Cliccando qui si accederà alla lista delle ricerche effettuate sul motore di ricerca di Google o con l'assistente digitale, anche sui dispositivi mobili; con un clic qui, invece, alla cronologia delle ricerche effettuate su Bing o nella casella di ricerca di Windows 10.

Nei seguenti due articoli abbiamo visto come funziona la cronologia di Google e come gestirla:
- Come vedere cronologia Google e verificare i siti visitati in passato
- Cronologia ricerche di Google, come visualizzarla o eliminarla

Non solo. Chrome, sia sui sistemi desktop che sui dispositivi mobili, consente di sincronizzare le informazioni sulla cronologia, le schede aperte, le password utilizzate, i segnalibri e così via. È opportuno assicurarsi che altri utenti che ad esempio utilizzano il sistema desktop non abbiano accesso alle attività svolte sui propri dispositivi mobili altrimenti potranno conoscere, in tempo reale, le operazioni svolte in mobilità.
Per approfondire, suggeriamo la lettura dell'articolo Sincronizzare Chrome, cosa significa accedere ai dati da più dispositivi.

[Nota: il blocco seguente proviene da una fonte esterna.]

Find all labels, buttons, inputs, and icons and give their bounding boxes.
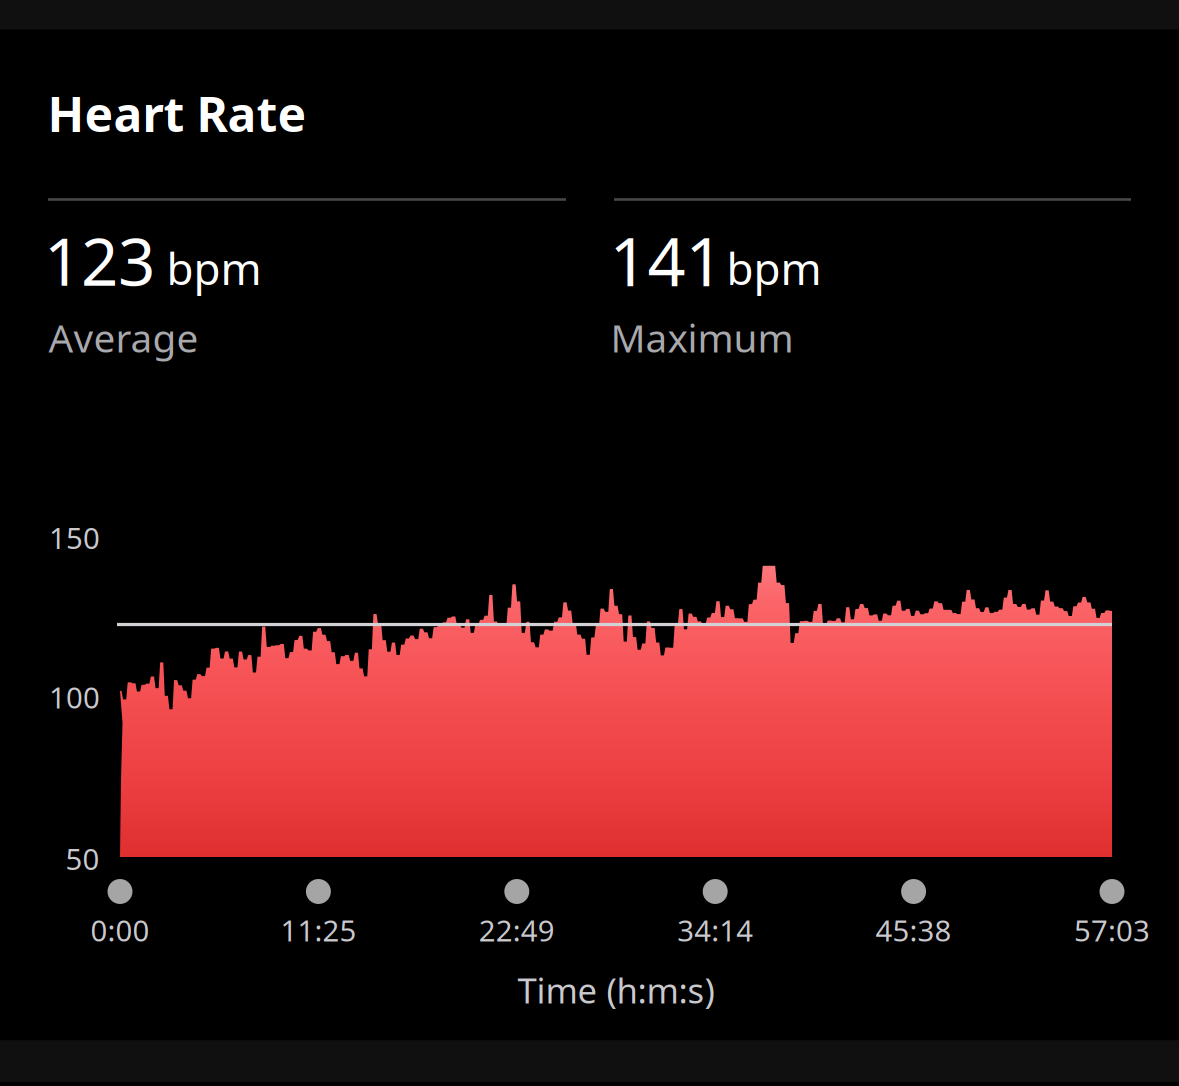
staticText: 11:25 xyxy=(280,910,356,950)
staticText: 0:00 xyxy=(90,910,150,950)
button[interactable]: Heart Rate. Average 123 bpm, Maximum 141… xyxy=(0,30,1179,1040)
staticText: 57:03 xyxy=(1074,910,1150,950)
staticText: bpm xyxy=(166,239,262,297)
staticText: bpm xyxy=(726,239,822,297)
staticText: Average xyxy=(48,312,198,363)
staticText: 141 xyxy=(610,216,724,305)
staticText: 150 xyxy=(49,518,100,557)
staticText: 34:14 xyxy=(677,910,753,950)
staticText: 100 xyxy=(49,678,100,716)
staticText: Time (h:m:s) xyxy=(518,967,714,1013)
staticText: 50 xyxy=(66,839,100,878)
staticText: Heart Rate xyxy=(48,82,306,145)
staticText: 123 xyxy=(44,217,155,304)
staticText: 22:49 xyxy=(479,910,555,950)
staticText: Maximum xyxy=(610,312,794,363)
staticText: 45:38 xyxy=(876,910,952,950)
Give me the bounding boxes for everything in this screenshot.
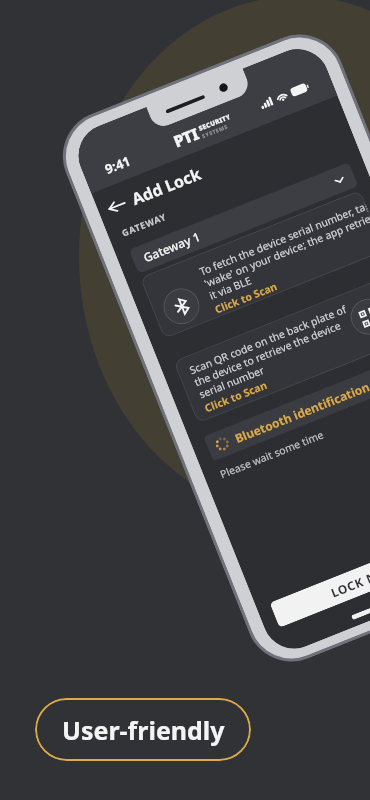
staticText: SYSTEMS (201, 122, 229, 139)
other: Expand (332, 173, 347, 187)
staticText: GATEWAY (120, 210, 168, 238)
staticText: User-friendly (62, 713, 225, 747)
staticText: Gateway 1 (141, 228, 202, 265)
staticText: Scan QR code on the back plate of the de… (187, 302, 358, 401)
staticText: To fetch the device serial number, tap '… (198, 199, 370, 303)
other: Scan QR code (358, 306, 370, 328)
staticText: PTI (170, 122, 202, 152)
button[interactable]: Gateway 1 (129, 162, 359, 274)
staticText: Add Lock (128, 163, 204, 210)
button[interactable]: Click to Scan (202, 378, 269, 415)
button[interactable]: Click to Scan (213, 279, 279, 316)
button[interactable]: Bluetooth identification (203, 349, 370, 462)
button[interactable]: User-friendly (35, 698, 251, 761)
button[interactable]: Scan QR code on the back plate of the de… (173, 274, 370, 424)
staticText: SECURITY (197, 112, 232, 133)
staticText: 9:41 (102, 152, 133, 178)
button[interactable]: Bluetooth (140, 190, 370, 339)
button[interactable]: Back (91, 96, 353, 233)
staticText: Please wait some time (218, 427, 326, 481)
staticText: LOCK NOT FOUND (328, 543, 370, 601)
other: Bluetooth (171, 296, 193, 318)
other: Back (105, 194, 128, 218)
staticText: Bluetooth identification (232, 378, 370, 446)
button[interactable]: LOCK NOT FOUND (270, 515, 370, 628)
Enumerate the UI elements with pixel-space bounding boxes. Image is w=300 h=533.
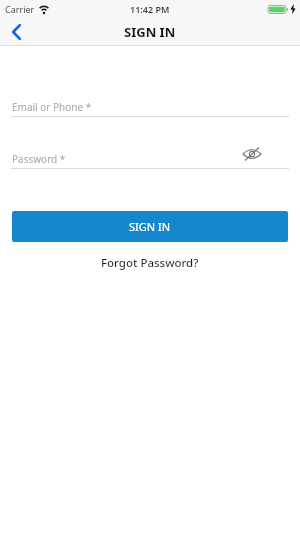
button[interactable]: [242, 147, 262, 161]
staticText: Email or Phone *: [12, 100, 92, 114]
staticText: SIGN IN: [124, 23, 176, 41]
staticText: Carrier: [5, 3, 35, 15]
staticText: Password *: [12, 152, 66, 166]
button[interactable]: SIGN IN: [12, 211, 288, 242]
staticText: 11:42 PM: [130, 3, 170, 15]
button[interactable]: [6, 20, 26, 44]
staticText: SIGN IN: [129, 219, 171, 234]
button[interactable]: Forgot Password?: [101, 255, 199, 271]
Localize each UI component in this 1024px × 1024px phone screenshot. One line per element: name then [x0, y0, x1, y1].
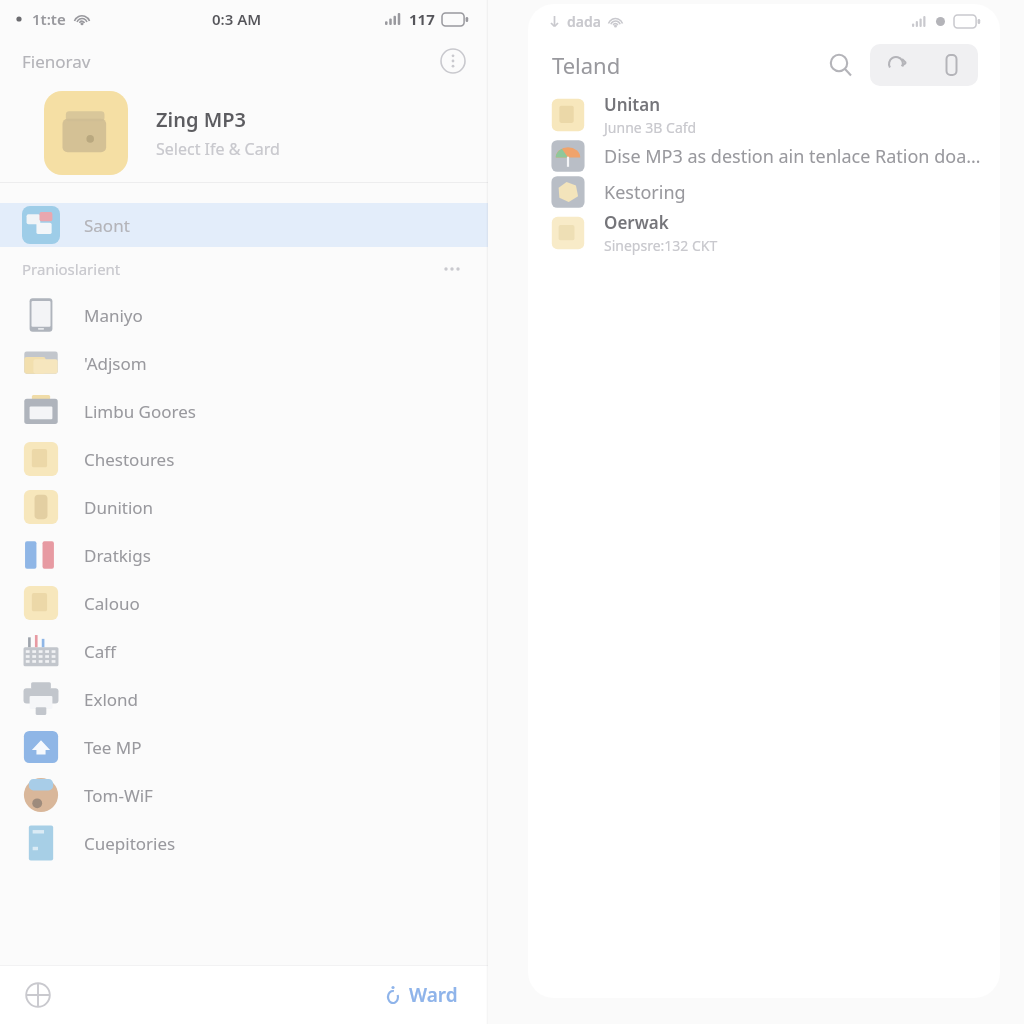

Per evitare di memorizzare la cronologia di navigazione sul sistema o sul dispositivo in uso

Per evitare che il browser salvi sul sistema o sul dispositivo in uso qualunque informazione sui siti web visitati, l'approccio più immediato per procedere consiste nel ricorrere alla navigazione in incognito attivabile premendo la combinazione di tasti CTRL+MAIUSC+N in Chrome e Opera, CTRL+MAIUSC+P in Firefox oppure scegliendo Nuova finestra InPrivate dal menu principale di Edge.


Nell'articolo Navigazione in incognito, quando utilizzarla? abbiamo illustrato tutti i dettagli relativi all'utilizzo della navigazione in incognito.

Da Chrome installato sui dispositivi mobili, per avviare una sessione di navigazione in incognito, basta scegliere la voce Nuova scheda in incognito.
Per chiudere velocemente tutte le schede aperte in questa modalità, basta accedere all'area delle notifiche di Android quindi selezionare Chiudi tutte le schede di navigazione in incognito.

Anche l'uso della navigazione in incognito non esime però il resolver DNS del sistema operativo a memorizzare in cache gli indirizzi dei siti visitati dall'utente.
Usando il comando ipconfig visto in precedenza si potrà quindi risalire comunque almeno a una parte dei siti visitati in precedenza.

Per evitare anche questo e non lasciare alcuna traccia della sessione di navigazione, si può sfruttare Tor Browser: Navigare anonimi senza che neppure il provider possa monitorare i siti visitati e Tor Browser, cos'è e come funziona la nuova versione del programma.